The questions bit like acid into his heart. And a new one, that startled and dismayed his soul: Did he love her? Yes—the Ruth she yet was. But he could never love the woman she seemed on the way to become, breathing an exciting and unhealthy atmosphere, seeking purely personal gain, indifferent to worthy objects, selfish, hard, mercenary, worldly. No, that kind of Ruth would kill love.

He still stood there when Morgan, who had been on an errand to headquarters, came galloping back on his way to the dam.

"Accident down below," he said. "Man hurt in the mixer. Arm crushed."

Bryant jerked his head about to look at the drop two hundred yards farther down the ridge. He saw the workmen grouped together. The huge cylindrical machine was motionless.

"I'll see," he exclaimed, hurrying to his runabout.

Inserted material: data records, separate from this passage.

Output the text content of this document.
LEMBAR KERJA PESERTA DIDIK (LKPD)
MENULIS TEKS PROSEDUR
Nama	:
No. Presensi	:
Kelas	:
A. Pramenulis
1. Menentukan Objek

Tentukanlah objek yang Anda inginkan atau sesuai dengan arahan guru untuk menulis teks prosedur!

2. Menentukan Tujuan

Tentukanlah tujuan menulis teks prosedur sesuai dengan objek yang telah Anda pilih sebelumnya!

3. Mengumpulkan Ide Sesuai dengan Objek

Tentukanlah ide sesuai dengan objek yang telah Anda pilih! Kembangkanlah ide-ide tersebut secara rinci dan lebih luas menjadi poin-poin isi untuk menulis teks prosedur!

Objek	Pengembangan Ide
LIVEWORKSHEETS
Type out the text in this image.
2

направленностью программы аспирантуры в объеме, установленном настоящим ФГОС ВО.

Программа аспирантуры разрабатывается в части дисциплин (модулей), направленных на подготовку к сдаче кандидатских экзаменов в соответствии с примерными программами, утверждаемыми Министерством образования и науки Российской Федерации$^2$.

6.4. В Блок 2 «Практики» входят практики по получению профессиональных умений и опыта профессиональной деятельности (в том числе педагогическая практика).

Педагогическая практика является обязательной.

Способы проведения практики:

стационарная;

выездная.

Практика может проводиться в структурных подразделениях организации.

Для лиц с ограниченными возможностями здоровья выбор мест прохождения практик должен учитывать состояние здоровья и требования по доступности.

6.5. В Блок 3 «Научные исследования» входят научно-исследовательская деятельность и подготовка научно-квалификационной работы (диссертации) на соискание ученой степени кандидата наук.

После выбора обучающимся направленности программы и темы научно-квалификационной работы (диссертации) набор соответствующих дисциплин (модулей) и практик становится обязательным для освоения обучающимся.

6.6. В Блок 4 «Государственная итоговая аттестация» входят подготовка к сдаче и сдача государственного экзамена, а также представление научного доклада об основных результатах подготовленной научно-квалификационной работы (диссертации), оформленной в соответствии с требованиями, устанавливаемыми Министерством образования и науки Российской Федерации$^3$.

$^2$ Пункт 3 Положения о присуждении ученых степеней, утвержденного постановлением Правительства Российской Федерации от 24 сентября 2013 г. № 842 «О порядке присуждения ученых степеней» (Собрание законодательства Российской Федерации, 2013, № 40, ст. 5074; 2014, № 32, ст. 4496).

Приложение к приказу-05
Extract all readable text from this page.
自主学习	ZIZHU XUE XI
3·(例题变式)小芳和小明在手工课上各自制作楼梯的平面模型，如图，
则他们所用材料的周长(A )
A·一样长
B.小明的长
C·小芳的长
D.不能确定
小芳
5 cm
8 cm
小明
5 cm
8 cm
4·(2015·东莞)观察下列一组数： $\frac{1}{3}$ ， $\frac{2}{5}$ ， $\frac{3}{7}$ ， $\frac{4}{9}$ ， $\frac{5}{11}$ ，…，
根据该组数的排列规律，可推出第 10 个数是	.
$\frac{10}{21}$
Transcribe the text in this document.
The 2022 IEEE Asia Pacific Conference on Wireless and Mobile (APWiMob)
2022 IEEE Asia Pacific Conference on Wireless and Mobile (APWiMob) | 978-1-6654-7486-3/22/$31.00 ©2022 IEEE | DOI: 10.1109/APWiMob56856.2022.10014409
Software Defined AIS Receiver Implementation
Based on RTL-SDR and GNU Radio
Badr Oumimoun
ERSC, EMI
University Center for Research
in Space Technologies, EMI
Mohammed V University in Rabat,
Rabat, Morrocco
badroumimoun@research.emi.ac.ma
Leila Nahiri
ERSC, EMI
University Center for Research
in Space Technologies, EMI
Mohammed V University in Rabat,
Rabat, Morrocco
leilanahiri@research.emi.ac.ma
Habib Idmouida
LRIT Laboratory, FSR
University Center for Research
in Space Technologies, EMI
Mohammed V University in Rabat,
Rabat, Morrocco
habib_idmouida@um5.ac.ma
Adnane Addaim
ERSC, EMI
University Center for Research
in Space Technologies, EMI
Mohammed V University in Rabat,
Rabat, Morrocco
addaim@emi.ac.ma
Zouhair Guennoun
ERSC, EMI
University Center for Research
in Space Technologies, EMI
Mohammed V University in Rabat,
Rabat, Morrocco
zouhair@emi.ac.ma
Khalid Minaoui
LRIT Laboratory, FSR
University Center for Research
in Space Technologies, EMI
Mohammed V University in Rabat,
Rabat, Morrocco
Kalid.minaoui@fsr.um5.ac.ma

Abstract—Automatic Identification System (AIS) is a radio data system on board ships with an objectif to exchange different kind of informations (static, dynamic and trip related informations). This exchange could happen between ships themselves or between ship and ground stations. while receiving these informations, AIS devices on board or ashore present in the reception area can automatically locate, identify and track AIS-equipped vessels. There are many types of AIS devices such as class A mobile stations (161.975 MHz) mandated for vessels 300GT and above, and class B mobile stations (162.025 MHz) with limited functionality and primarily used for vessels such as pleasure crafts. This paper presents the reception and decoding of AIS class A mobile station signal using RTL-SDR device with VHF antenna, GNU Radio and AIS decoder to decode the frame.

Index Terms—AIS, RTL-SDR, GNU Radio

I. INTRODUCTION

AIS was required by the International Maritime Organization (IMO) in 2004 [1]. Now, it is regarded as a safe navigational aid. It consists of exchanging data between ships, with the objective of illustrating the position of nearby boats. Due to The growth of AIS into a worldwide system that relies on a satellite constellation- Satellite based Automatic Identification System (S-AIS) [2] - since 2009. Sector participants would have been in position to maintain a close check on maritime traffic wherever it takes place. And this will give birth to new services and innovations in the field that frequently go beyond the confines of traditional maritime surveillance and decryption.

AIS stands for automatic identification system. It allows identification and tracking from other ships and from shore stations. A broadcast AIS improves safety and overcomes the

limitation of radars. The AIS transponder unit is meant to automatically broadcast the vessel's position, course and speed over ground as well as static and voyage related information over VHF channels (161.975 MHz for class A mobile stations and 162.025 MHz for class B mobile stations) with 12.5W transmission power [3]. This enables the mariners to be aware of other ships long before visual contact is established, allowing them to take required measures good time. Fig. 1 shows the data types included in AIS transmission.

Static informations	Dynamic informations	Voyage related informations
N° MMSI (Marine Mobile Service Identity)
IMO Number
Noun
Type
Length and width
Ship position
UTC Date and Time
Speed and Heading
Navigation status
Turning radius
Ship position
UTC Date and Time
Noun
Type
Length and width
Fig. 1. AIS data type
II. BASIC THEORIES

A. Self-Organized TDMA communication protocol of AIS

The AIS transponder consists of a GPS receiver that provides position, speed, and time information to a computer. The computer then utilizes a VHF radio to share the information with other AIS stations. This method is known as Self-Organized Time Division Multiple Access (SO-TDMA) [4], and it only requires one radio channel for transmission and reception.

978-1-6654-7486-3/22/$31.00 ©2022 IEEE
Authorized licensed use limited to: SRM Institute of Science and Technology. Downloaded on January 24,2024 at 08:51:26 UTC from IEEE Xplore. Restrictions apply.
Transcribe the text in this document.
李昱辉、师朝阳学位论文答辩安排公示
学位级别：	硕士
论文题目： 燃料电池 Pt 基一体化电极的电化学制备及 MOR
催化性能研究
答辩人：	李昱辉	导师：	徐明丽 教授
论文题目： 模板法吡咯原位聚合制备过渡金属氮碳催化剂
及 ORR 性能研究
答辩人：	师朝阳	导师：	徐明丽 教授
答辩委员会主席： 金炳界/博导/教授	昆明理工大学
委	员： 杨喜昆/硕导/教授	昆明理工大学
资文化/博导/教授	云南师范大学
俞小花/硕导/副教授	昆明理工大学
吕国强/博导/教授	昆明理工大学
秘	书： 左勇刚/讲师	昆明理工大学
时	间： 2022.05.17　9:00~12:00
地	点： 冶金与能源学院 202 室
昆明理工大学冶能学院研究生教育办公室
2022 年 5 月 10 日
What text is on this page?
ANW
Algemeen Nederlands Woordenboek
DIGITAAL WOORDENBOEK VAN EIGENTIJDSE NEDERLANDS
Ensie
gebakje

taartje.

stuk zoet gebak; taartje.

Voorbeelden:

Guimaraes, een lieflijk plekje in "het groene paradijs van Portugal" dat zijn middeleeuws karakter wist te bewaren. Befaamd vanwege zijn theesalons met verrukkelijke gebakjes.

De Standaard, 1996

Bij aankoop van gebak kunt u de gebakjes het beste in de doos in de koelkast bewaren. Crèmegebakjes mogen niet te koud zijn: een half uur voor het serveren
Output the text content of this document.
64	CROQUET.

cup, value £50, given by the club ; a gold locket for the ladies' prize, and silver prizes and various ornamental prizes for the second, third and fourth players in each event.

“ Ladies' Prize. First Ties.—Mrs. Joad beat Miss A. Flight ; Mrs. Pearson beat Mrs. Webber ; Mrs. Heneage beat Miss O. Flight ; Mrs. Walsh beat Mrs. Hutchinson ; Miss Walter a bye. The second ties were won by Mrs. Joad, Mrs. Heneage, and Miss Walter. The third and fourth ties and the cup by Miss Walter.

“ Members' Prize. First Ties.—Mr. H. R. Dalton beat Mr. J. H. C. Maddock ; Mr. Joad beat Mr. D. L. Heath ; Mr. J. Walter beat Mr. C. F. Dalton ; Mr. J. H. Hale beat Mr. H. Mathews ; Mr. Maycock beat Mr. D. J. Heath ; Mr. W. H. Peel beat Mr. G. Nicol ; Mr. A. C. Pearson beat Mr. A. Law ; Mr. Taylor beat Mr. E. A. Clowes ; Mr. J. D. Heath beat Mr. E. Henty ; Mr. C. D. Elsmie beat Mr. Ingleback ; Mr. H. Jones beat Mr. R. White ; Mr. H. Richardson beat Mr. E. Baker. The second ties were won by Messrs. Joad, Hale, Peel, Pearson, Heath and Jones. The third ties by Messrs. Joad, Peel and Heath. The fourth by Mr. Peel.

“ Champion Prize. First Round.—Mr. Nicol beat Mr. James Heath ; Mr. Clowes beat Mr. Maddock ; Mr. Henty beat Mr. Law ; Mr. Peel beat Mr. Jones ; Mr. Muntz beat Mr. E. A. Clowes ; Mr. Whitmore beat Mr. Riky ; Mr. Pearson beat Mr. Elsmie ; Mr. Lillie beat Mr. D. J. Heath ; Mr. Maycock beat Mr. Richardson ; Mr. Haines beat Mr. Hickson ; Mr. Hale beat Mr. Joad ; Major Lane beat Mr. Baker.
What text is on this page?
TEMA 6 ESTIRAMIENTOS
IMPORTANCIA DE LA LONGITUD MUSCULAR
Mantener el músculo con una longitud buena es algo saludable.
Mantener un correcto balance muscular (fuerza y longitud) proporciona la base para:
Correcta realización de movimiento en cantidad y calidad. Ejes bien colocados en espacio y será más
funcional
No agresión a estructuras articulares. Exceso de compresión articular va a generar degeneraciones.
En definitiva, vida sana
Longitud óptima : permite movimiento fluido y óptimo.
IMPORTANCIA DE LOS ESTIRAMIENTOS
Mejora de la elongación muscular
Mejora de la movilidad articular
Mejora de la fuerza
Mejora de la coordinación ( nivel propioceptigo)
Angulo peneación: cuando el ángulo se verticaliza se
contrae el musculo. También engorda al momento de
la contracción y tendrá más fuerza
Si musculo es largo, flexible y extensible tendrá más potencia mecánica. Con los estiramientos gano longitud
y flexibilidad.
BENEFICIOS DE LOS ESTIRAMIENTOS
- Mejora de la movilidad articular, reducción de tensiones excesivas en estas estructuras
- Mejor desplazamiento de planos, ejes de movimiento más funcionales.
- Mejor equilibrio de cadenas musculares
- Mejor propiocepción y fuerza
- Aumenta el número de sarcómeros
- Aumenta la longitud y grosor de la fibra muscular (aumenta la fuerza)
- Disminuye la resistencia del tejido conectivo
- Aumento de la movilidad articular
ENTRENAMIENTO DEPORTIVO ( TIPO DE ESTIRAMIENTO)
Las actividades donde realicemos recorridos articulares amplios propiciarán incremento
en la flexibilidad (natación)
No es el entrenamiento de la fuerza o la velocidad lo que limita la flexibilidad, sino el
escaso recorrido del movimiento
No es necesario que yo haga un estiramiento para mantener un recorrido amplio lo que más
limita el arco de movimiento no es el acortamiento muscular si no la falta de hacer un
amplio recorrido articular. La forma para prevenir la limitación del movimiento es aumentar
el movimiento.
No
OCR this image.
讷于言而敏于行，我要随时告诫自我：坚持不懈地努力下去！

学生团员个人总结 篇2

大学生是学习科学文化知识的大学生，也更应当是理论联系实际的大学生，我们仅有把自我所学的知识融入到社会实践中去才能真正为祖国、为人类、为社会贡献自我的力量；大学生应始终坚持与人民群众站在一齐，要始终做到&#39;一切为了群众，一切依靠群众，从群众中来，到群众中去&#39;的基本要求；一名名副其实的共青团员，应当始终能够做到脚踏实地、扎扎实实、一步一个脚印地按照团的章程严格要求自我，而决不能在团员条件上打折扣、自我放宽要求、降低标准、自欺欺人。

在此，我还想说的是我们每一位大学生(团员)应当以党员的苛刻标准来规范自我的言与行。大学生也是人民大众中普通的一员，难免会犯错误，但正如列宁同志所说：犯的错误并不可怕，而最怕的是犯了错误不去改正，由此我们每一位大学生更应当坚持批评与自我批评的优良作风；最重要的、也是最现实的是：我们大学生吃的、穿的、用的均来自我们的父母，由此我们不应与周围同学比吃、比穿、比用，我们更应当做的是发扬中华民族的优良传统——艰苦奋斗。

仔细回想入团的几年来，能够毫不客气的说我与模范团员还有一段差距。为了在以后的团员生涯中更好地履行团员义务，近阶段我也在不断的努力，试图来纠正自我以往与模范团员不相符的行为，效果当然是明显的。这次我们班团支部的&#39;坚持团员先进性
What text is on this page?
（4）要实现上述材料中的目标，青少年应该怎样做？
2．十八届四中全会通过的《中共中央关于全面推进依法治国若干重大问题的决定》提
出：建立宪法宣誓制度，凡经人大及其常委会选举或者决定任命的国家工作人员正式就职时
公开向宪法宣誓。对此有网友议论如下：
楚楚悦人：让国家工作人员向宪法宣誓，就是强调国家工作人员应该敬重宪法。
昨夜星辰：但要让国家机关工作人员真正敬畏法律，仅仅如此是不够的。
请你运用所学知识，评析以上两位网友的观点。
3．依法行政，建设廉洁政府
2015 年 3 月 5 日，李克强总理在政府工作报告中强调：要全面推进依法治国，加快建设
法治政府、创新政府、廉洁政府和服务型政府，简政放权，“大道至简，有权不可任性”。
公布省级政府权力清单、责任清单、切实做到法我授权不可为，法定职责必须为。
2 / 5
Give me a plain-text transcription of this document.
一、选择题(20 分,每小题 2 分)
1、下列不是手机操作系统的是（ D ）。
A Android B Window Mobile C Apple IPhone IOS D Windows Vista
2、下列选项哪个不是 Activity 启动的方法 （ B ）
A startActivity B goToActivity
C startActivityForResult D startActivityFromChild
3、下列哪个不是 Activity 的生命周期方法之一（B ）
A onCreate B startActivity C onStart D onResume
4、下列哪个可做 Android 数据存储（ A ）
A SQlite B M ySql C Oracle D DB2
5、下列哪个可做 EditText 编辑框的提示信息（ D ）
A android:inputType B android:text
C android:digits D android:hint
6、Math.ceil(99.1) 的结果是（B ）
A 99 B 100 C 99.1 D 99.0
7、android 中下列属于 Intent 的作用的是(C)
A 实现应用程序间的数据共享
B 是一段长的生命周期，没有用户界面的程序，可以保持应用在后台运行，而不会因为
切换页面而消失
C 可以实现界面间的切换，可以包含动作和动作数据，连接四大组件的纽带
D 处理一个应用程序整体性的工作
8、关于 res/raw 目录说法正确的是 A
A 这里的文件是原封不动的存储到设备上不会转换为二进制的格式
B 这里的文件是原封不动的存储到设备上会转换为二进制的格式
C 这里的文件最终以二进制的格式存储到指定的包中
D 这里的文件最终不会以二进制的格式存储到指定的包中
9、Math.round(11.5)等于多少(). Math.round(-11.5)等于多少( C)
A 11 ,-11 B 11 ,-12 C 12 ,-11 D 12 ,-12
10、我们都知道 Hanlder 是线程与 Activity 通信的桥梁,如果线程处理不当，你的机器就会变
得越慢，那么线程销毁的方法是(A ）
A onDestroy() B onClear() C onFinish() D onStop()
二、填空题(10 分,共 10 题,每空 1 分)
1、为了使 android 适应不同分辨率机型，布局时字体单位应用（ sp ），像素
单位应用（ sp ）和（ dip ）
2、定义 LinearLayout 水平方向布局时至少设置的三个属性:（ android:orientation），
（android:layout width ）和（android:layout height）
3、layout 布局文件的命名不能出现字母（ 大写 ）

He drove recklessly to where the injured man lay, helped lift him into the car, and bidding the foreman stand on the running board and support the unconscious labourer, set off for headquarters at such speed as was possible. Into the low shack used for hospital purposes the two carried their charge, and as the doctor was absent Bryant began a search to find him. He ran down the camp street shouting the doctor's name and along the ditch where the teams moved, until he encountered Carrigan.

"Doc ain't here. Who's hurt?" Pat asked. For a call for the doctor could mean but one thing.

Bryant described the nature of the accident and both men hastened back to the hospital. The door was now closed. Before it, stood the foreman of the concrete gang, who was narrating for the benefit of a group of cooks and freighters details of the mishap.

Bryant turned the knob, but the door was locked.

"He stationed me here to keep men out," the foreman said.